Wang Li-Juan, Yang Yong, Zhang Chun-Yang
Single-Molecule Detection and Imaging Laboratory, Shenzhen Institutes of Advanced Technology, Chinese Academy of Sciences, Guangdong 518055, China.
Anal Chem. 2015;87(9):4696-703. doi: 10.1021/ac504358q. Epub 2015 Apr 15.
Protein kinases play crucial roles in intracellular signal transduction and metabolic pathways, and the monitoring of protein kinase activity is essential to the understanding of fundamental biochemical processes and the clinical diagnosis. Here, we demonstrate the phosphorylation-directed assembly of a single quantum dot (QD)-based nanosensor for sensitive detection of cAMP-dependent protein kinase (PKA). This assay involves (1) the PKA-directed simultaneous phosphorylation and biotinylation of cyanine 5 (Cy5)-labeled substrate peptides, (2) the assembly of phosphorylated and biotinylated peptides onto the surface of the QD, and (3) the illumination of Cy5 by means of fluorescence resonance energy transfer (FRET) between the QD and Cy5. With an adenosine triphosphate (ATP) analogue, γ-biotin-ATP, as the phosphoryl donor, the PKA-catalyzed phosphorylation reaction incorporates the biotin-conjugated phosphate group into the substrate peptides to form the biotinylated peptides. The biotin entity subsequently drives the assembly of peptides onto the surface of streptavidin-functionalized QD to form the sandwiched Cy5-peptide-QD nanostructure, enabling the occurrence of FRET between the QD and Cy5. The FRET signal can be easily recorded by either the conventional fluorescence spectrometer or the total internal reflection fluorescence (TIRF) microscope. In contrast, the absence of PKA cannot lead to the formation of Cy5-peptide-QD complex and no Cy5 signal can be detected. This protein kinase-actuated FRET assay is straightforward, without the involvement of either washing or separation steps, and has a significant advantage of high sensitivity with a detection limit of 9.3 × 10(-6) U/μL. Moreover, this method can be used to estimate the half-maximal inhibitory concentration (IC50) value of PKA inhibitor H-89 (N-[2-(p-bromocinnamylamino)ethyl]-5-isoquinolinesulfonamide dihydrochloride) and to monitor forskolin (Fsk)/3-isobutyl-1-methylxanthine (IBMX)-triggered activation of PKA in cell lysates, thus holding great potential for further applications in protein kinase-related biological researches and drug discovery.

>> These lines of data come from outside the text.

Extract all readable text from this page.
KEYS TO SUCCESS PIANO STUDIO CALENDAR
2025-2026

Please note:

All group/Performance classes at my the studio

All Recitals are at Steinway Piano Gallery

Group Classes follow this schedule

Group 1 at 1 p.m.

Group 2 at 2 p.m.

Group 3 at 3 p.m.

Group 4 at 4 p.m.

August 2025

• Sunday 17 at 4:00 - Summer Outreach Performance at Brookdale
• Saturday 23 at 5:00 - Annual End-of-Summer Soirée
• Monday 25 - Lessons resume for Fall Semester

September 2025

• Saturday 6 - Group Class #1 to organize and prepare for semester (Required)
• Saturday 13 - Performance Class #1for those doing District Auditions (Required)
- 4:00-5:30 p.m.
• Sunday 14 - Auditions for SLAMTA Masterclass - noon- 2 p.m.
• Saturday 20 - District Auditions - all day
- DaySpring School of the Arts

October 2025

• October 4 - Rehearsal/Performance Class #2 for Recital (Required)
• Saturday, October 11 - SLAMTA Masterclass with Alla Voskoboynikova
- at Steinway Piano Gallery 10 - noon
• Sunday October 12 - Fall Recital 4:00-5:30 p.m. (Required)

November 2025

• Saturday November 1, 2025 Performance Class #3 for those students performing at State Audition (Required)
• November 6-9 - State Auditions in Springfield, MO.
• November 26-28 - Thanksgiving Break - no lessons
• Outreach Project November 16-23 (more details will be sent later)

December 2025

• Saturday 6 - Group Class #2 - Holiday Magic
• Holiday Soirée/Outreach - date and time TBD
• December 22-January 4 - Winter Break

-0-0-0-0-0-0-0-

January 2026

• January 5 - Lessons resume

蛋白激酶在细胞内信号转导和代谢途径中发挥着关键作用,对蛋白激酶活性的监测对于理解基本生化过程和临床诊断至关重要。在此,我们展示了一种基于单个量子点(QD)的纳米传感器的磷酸化导向组装,用于灵敏检测环磷酸腺苷(cAMP)依赖性蛋白激酶(PKA)。该检测方法包括:(1)PKA导向的对花菁5(Cy5)标记的底物肽进行同时磷酸化和生物素化;(2)将磷酸化和生物素化的肽组装到量子点表面;(3)通过量子点与Cy5之间的荧光共振能量转移(FRET)对Cy5进行光照。以三磷酸腺苷(ATP)类似物γ-生物素-ATP作为磷酰基供体,PKA催化的磷酸化反应将生物素共轭的磷酸基团掺入底物肽中,形成生物素化的肽。生物素实体随后驱动肽组装到链霉亲和素功能化的量子点表面,形成夹心式Cy5-肽-量子点纳米结构,使量子点与Cy5之间发生FRET。FRET信号可以很容易地通过传统荧光光谱仪或全内反射荧光(TIRF)显微镜记录。相比之下,没有PKA则无法导致Cy5-肽-量子点复合物的形成,并且检测不到Cy5信号。这种蛋白激酶驱动的FRET检测方法简单直接,无需洗涤或分离步骤,具有显著的高灵敏度优势,检测限为9.3×10⁻⁶ U/μL。此外,该方法可用于估计PKA抑制剂H-89(N-[2-(对溴肉桂氨基)乙基]-5-异喹啉磺酰胺二盐酸盐)的半数最大抑制浓度(IC50)值,并监测福斯可林(Fsk)/3-异丁基-1-甲基黄嘌呤(IBMX)触发的细胞裂解物中PKA的激活,因此在蛋白激酶相关生物学研究和药物发现的进一步应用中具有巨大潜力。